# PhD dissertation topics

### Improved lung cancer diagnosis: modelling ground glass opacities

Lung cancer is one of the cancer types causing the most number of deaths worldwide. Diagnostic tools have not improved substantially, and even if patients are diagnosed it is difficult to predict the tumour dynamics mainly because of the fractal like structure of the lung, which implies that diffusion models do not tend to provide the best possible approximation. Hence more accurate and advanced mathematical models are needed, which take into account the complex physical structure of the lung tissue.

### Wolbachia infection dynamics in arthropod species

Wolbachia is one of the most common endosymbionts infecting around 70% of all insect species. In recent years it has been discovered that Wolbachia can be used potentially as a biological control tool to fight mosquito born diseases, such as malaria, dengue fever, West Nile virus, etc. There are very many important questions, relevant for the successful application of Wolbachia, which can be addressed by using mathematical models. These questions include: successful introduction of a genetically modified Wolbachia strain into a wild mosquito population, optimal release strategies, competition between resident and new strains, etc.

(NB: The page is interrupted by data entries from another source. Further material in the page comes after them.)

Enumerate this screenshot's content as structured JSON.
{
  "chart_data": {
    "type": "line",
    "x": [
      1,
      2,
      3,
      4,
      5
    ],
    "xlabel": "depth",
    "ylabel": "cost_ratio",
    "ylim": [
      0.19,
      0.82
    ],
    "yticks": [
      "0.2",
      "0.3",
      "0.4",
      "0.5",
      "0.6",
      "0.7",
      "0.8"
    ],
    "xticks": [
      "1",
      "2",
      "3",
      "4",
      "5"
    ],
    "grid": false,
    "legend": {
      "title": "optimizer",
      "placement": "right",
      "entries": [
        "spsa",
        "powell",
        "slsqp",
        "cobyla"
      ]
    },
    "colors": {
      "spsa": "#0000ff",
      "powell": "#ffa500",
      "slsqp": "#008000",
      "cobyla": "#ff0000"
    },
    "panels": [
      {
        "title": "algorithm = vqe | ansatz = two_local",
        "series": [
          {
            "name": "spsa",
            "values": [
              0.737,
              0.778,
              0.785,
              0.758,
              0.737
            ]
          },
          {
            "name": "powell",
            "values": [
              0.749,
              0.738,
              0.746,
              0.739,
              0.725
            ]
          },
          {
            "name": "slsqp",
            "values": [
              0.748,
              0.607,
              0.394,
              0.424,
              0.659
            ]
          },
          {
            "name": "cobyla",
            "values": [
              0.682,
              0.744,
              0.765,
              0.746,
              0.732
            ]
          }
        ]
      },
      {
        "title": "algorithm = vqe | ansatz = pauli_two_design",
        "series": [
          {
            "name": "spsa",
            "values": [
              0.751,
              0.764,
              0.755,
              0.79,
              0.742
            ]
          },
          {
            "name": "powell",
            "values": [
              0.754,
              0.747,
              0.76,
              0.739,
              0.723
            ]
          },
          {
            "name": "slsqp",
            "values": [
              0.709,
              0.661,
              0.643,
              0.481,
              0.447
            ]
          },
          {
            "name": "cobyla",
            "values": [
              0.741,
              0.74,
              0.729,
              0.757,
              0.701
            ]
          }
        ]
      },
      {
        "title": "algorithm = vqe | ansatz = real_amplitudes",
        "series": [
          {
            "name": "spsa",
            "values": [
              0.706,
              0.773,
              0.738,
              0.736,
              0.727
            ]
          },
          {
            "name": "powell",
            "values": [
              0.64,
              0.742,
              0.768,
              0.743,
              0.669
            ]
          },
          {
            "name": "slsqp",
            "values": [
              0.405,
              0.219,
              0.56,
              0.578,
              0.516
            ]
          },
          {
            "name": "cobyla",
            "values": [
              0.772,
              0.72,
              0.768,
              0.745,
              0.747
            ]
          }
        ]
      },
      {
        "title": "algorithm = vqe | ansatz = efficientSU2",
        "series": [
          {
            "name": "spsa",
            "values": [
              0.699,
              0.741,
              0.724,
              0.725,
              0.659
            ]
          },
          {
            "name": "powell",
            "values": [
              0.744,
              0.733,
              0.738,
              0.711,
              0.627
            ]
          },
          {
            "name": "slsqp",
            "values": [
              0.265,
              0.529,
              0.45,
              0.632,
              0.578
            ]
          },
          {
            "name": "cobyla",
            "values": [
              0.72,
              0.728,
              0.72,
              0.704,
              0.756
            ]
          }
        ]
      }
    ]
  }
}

### Modelling structured populations using partial differential equations

Structured population dynamics is a central part of mathematical biology. In any realistic mathematical model of populations it is natural to assume that individuals differ with respect to some characteristic. This may be chronological age, size, or any other structuring variable such as level of infectiousness. In this project the student will learn about a state of the art issue, which is of current interest to the biological/life science community, and then build structured population models and analyze them to help shed light on important underlying biological phenomena.

### Analysis of partial differential equations in structured population dynamics

Structured population models are often very challenging from the mathematical point of view. Even for a basic size-structured Gurtin-McCamy type of model, which takes the form of a quasilinear hyperbolic PDE with nonlinear and nonlocal boundary condition, the Principle of Linearised Stability has not been established to date. In this project the focus will be on gaining familiarity with some functional analytic techniques, such as the theory of semigroups of operators and the spectral theory of positive operators. Qualitative questions of PDEs, such as asymptotic behavior of solutions, will be addressed as central fixture.